The big data bootstrap
Kleiner
et al. (2012) proposed a method to develop the original bootstrap method
(Efron, 1979) for a very large dataset called big data. Kleiner’s method is
called the Bag of Little Bootstraps (BLB) which is combined the original
bootstrap with sub-sampling technique (Polistis et al., 1999) to reduce a
computation in the bootstrap process. As a result, BLB only requires a
computation on small subsets less than the original bootstrap. Efron (1979) showed
that each bootstrap re-sample consists of 0.632n distinct data, which is
very large if n is large, while each BLB re-sample contains smaller than
0.632n distinct data. The number of BLB re-sample may be chosen nγ
where γ ϵ [0.5,1]. This paper used different simulated datasets with generating
distributions (Bernoulli, Normal, and Gamma) and UCI datasets (real data) for
comparing the experiments of the BLB and the bootstrap. Two different settings
were considered: Regression and classification where n was set to be
20,000. The results showed that BLB normally requires less time than the
bootstrap with the same high accuracy. Due to the large re-samples of bootstrap
recalled 63% of data in each computation of re-sample, if the number of data is
very large, it may overflow in computer’s memory. In contrast, BLB can reduce
the number of re-sample of data in each computation. For example, if n =
1 TB, each bootstrap re-sample contains approximately 632 GB. But BLB subsample
and re-sample can be chosen (γ =0.6) approximately 4GB in each computation. The
researchers suggested that BLB can also use parallel computing
architectures.
This
study provides the results of experiments and theoretical investigation,
including a study of its statistical performance. However there are some
limitations.
All
computing in the bootstrap process are used on RAM, however the very large
original dataset is to be stored in a computer’s hard drive. The researchers
may have some problems when the dataset is larger than the dataset in the
experiment.
A
parameter γ is an important factor in this paper. To find an optimal value γ, a
parameter γ was varied in the experiments. As the result, it seems that γ = 0.7
is a reasonable and effective choice in many datasets. But the researchers did
not explain or prove that assumption. In the real world, the parameter γ should
not be constant, it should be properly chosen depending on each dataset.
The
researchers did not say in the depth details such as how to set any parameters
on each tool. As a result, the experiments could not be repeated in the same
way. And the results were only shown in some graphs over relative error vs.
time (sec).
The
strength of this study is that the bootstrap method is widely known for many
researches but there were no the researchers who can reduce a computational
time and still keep high accuracy for a big data. The results of this study
showed that BLB uses a computational time less than the original bootstrap
because the number of re-sample is reduced in the bootstrap process.
Reference List
Kleiner, A., Talwalkar, A., Sarkar, P., & Jordan, M.I. (2012). The big data bootstrap.The Proceeding of the 29th International Conference on Machine Learning (pp. 1759-1766), Scotland: Omnipress.
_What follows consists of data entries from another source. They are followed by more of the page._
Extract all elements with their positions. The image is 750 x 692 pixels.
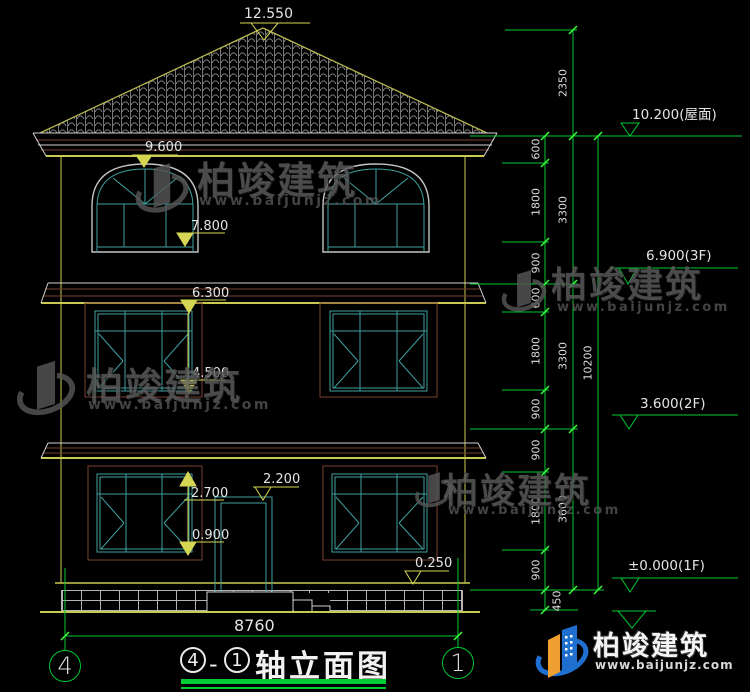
- watermark-4-url: www.baijunjz.com: [448, 503, 621, 518]
- watermark-3: [498, 262, 550, 322]
- footer-url: www.baijunjz.com: [595, 658, 734, 672]
- title-bubble-left-number: 4: [187, 650, 198, 671]
- dim-tier1-6: 900: [530, 440, 543, 461]
- axis-bubble-right-number: 1: [450, 649, 465, 677]
- window-2f-right: [320, 303, 437, 397]
- footer-logo: [532, 618, 592, 686]
- peak-elevation-label: 12.550: [244, 6, 293, 22]
- level-2f-label: 3.600(2F): [640, 396, 706, 412]
- axis-bubble-left-number: 4: [57, 652, 72, 680]
- dim-tier1-4: 1800: [530, 337, 543, 365]
- dimension-lines: [65, 30, 742, 650]
- watermark-logo-icon: [12, 353, 80, 421]
- title-underline-thin: [181, 687, 386, 689]
- door-steps: [207, 592, 330, 612]
- title-bubble-right: 1: [224, 647, 250, 673]
- title-bubble-left: 4: [180, 647, 206, 673]
- entry-door: [215, 497, 272, 592]
- dim-tier1-8: 900: [530, 560, 543, 581]
- roof-outline: [40, 28, 487, 133]
- window1-sill-label: 0.900: [192, 528, 229, 543]
- eave-elevation-label: 9.600: [145, 140, 182, 155]
- plinth-elevation-label: 0.250: [415, 556, 452, 571]
- window1-top-label: 2.700: [191, 486, 228, 501]
- watermark-2: [12, 353, 80, 425]
- level-1f-label: ±0.000(1F): [628, 558, 705, 574]
- belt-band-3f: [41, 283, 486, 303]
- overall-width-label: 8760: [234, 616, 275, 635]
- watermark-3-url: www.baijunjz.com: [557, 300, 730, 315]
- axis-bubble-right: 1: [442, 647, 474, 679]
- dim-tier1-5: 900: [530, 399, 543, 420]
- company-logo-icon: [532, 618, 592, 682]
- dim-tier1-1: 1800: [530, 188, 543, 216]
- watermark-1: [131, 156, 193, 222]
- dim-tier2-2: 3300: [557, 342, 570, 370]
- watermark-logo-icon: [131, 156, 193, 218]
- level-roof-label: 10.200(屋面): [632, 103, 717, 123]
- elevation-drawing: 12.550 9.600 7.800 6.300 4.500 2.700 0.9…: [0, 0, 750, 692]
- title-bubble-right-number: 1: [231, 650, 242, 671]
- dim-tier1-9: 450: [551, 591, 564, 612]
- title-separator: -: [209, 650, 218, 678]
- watermark-logo-icon: [498, 262, 550, 318]
- door-top-label: 2.200: [263, 472, 300, 487]
- belt-elevation-label: 6.300: [192, 286, 229, 301]
- dim-tier2-0: 2350: [557, 69, 570, 97]
- watermark-1-url: www.baijunjz.com: [199, 193, 382, 209]
- dim-tier1-0: 600: [530, 139, 543, 160]
- watermark-2-url: www.baijunjz.com: [88, 397, 271, 413]
- dim-tier2-1: 3300: [557, 196, 570, 224]
- window3-top-label: 7.800: [191, 219, 228, 234]
- title-underline-thick: [181, 679, 386, 684]
- belt-band-2f: [41, 443, 486, 458]
- axis-bubble-left: 4: [49, 650, 81, 682]
- dim-tier3-0: 10200: [582, 346, 595, 381]
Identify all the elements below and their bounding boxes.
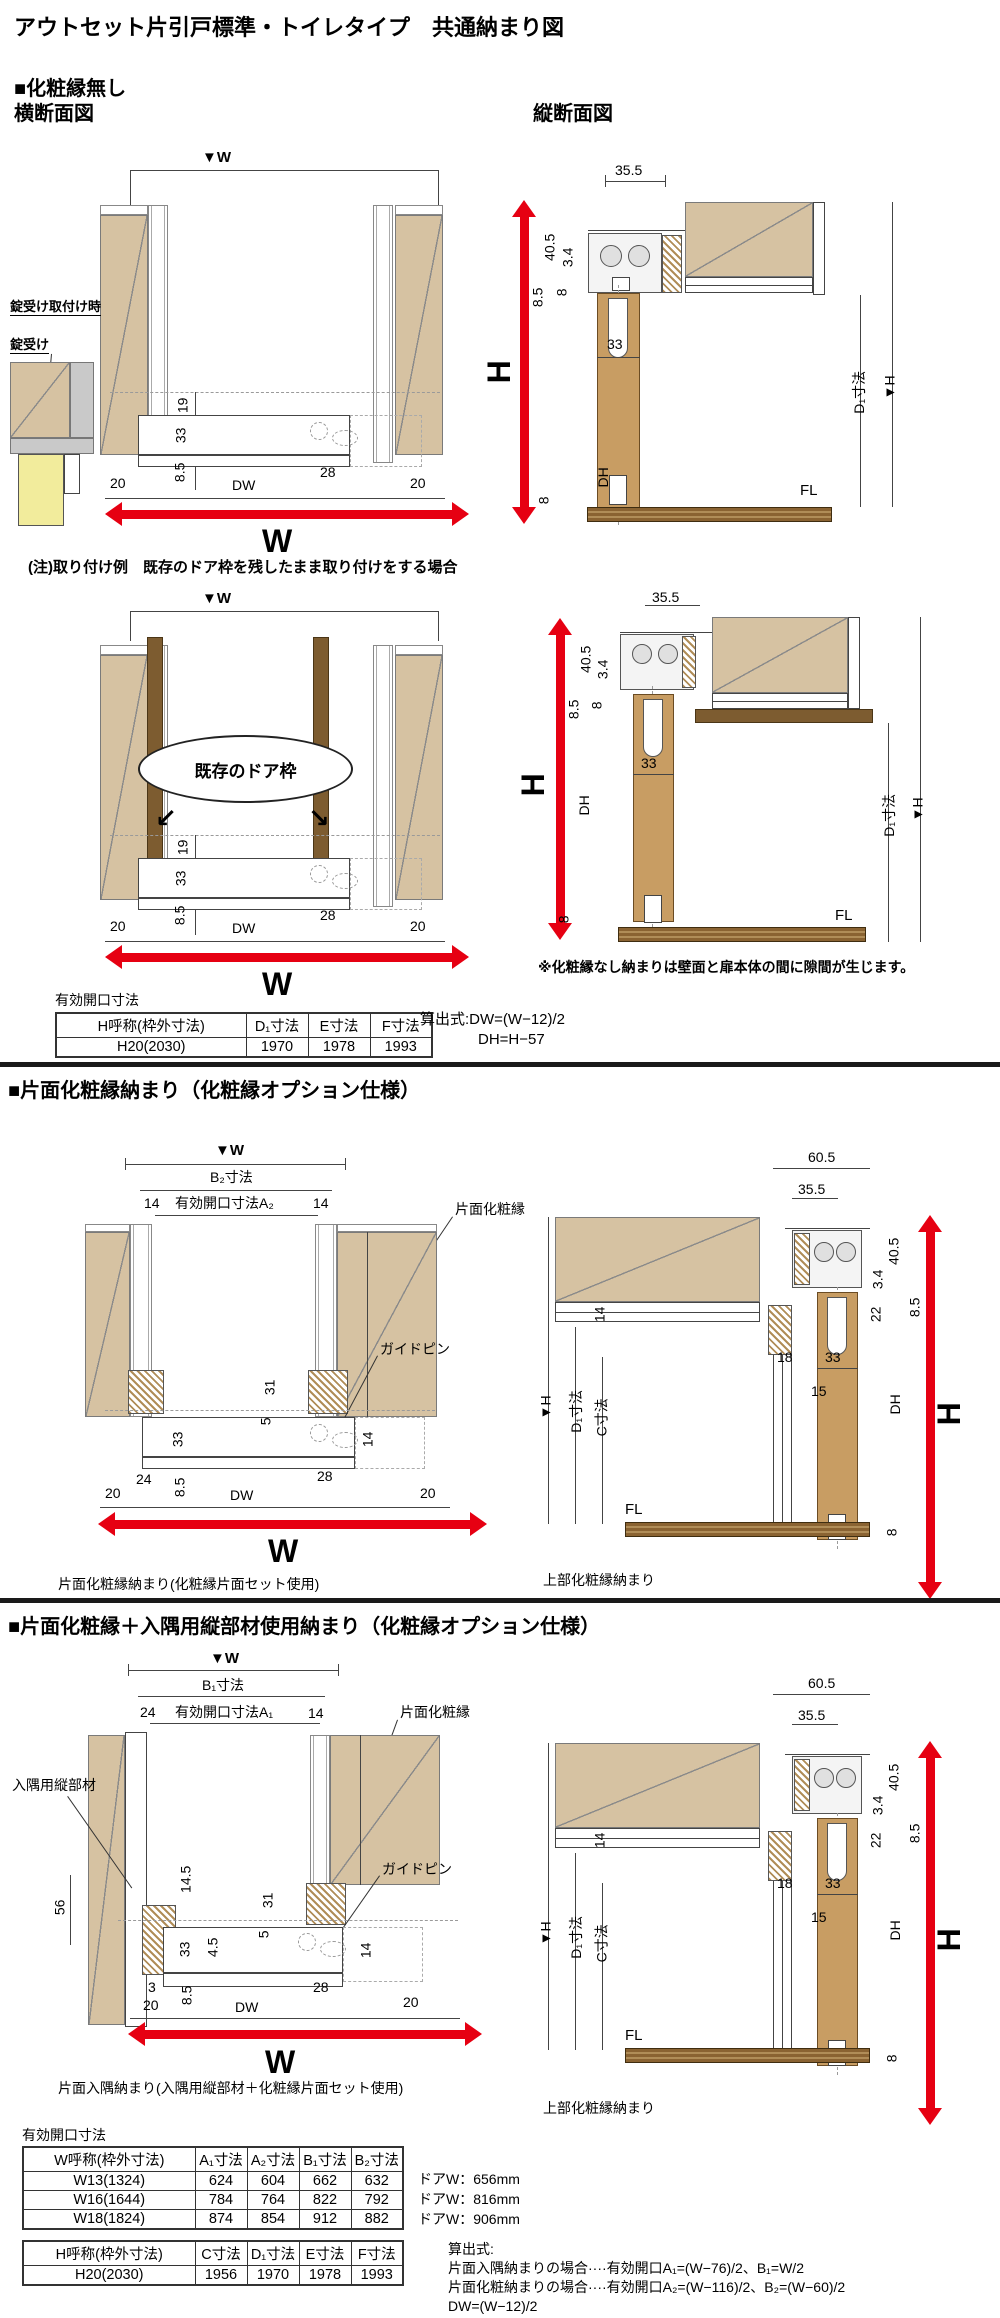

Efron, B. (1997). Another look at the jackknife. Annals of Statistics, 7(1),1-26.
Politis, D., Romano, J., & Wolf, M. (1999). Subsampling. Springer.
Note :
I
changed some tenses following my friends’ suggestion. For examples, Ajaree (suwatthikul.blogspot) suggested me
“Efron (1979) shows that …” in line 6 paragraph 1 should be past tense.
In
paragraph 5, Edward (edwardkrit.blogspot) told me another mistakes. His first suggestion
is in a sentence "As a result, the experiments could not repeat in the
same way" that he thought "the experiments" cannot do by
themselves so he suggested me that I should use passive voice. I agree with
him. Thus I changed it “As a result, the experiments could not be repeated in
the same way.”
In
paragraph 3, Edward’s second suggestion is in a phase “All computations in the
bootstrap process is used on RAM” it should change “is” to “are”. And Quanta (qquanta.blogspot)
had a suggestion in the same sentence. She told me “All computations in …”
may be changed to “All computing in …”
I
edited myself in line 11 paragraph 1 from “Two different setting were
considered: regression and classification” to “Two different settings were
considered: Regression and classification”.